May 17, 2012, 11:14 AM —
After 50,000 customers sign up in native Sweden, iZettle goes after the UK mobile payment market.
In America, we have Square, but that company hasn't jumped the pond yet. Swedish company iZettle has at least jumped the Channel with their just-announced beta test in the UK. Using a different, sturdier dongle plugged into the iPhone's multi-pin dock connector at the bottom rather than the headphone plug on the top like Square, iZettle is built for the European chip cards rather than the US swipe cards. They use a "chip and sign" process, not chip and PIN, and you sign the iPhone with your fingertip.
Like Square, iZettle will take 2.75 to 3.75 percent of each transaction amount as their fee, and is going after vendors with low volume that are new to credit cards. The invitation-only beta test in the UK accepts cards from MasterCard, American Express, and Diners Club. Venture funding for iZettle has totaled about $16.4 million so far.
Continental kudos
I have used it on several occasions, as a payer. It works great.
yesbabyyess on news.ycombinator.com
The idea is just brilliant, and it's compliant with the European set of laws that require POS companies to use our Chips instead of the magnetic stripe
Alessandro Longoni on techcrunch.com
Looks good. I always thought the Square dongle looked a bit flimsy. This looks much more professional.
quarterto on news.ycombinator.com
Business angles
I'd love to be in your beta program. Let me know.

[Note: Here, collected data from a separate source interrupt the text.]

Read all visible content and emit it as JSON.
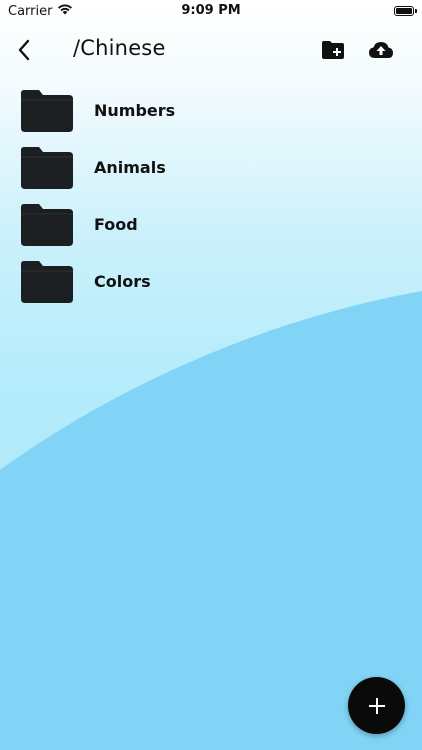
{
  "status_bar": {
    "carrier": "Carrier",
    "time": "9:09 PM",
    "battery_level": 1.0
  },
  "nav": {
    "back_icon": "chevron-left-icon",
    "title": "/Chinese",
    "new_folder_icon": "folder-plus-icon",
    "upload_icon": "cloud-upload-icon"
  },
  "folders": [
    {
      "label": "Numbers",
      "icon": "folder-icon"
    },
    {
      "label": "Animals",
      "icon": "folder-icon"
    },
    {
      "label": "Food",
      "icon": "folder-icon"
    },
    {
      "label": "Colors",
      "icon": "folder-icon"
    }
  ],
  "fab": {
    "icon": "plus-icon"
  },
  "colors": {
    "wave": "#82d4f7",
    "folder": "#1c1f22",
    "fab": "#0a0a0a"
  }
}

Adrien Cusinberche on techcrunch.com
The legal agreement is a mess, they even warn that your data can be transferred to countries where privacy laws are not in par with european standards and data is stored for 7 years
anemic on news.ycombinator.com
Interesting to note that it's a Mastercard/Amex trial - it'll need to be more universal to really scale, given Visa's dominant position in debit.
Philip McCarthy-Clarke on finextra.com
Considerations
Heads up, If you're an American going to Europe, regular swipe only credit cards won't work as often here.
rmc on news.ycombinator.com
For them to include a PIN entry system, they would need to do so on the chip reader device itself (non-iPhone).
buro9 on news.ycombinator.com
its irritating generic web 2.0 startup name will prevent me from ever taking it seriously.
bede on news.ycombinator.com
How long before we just get credit card chips embedded in our arm and wave at the register?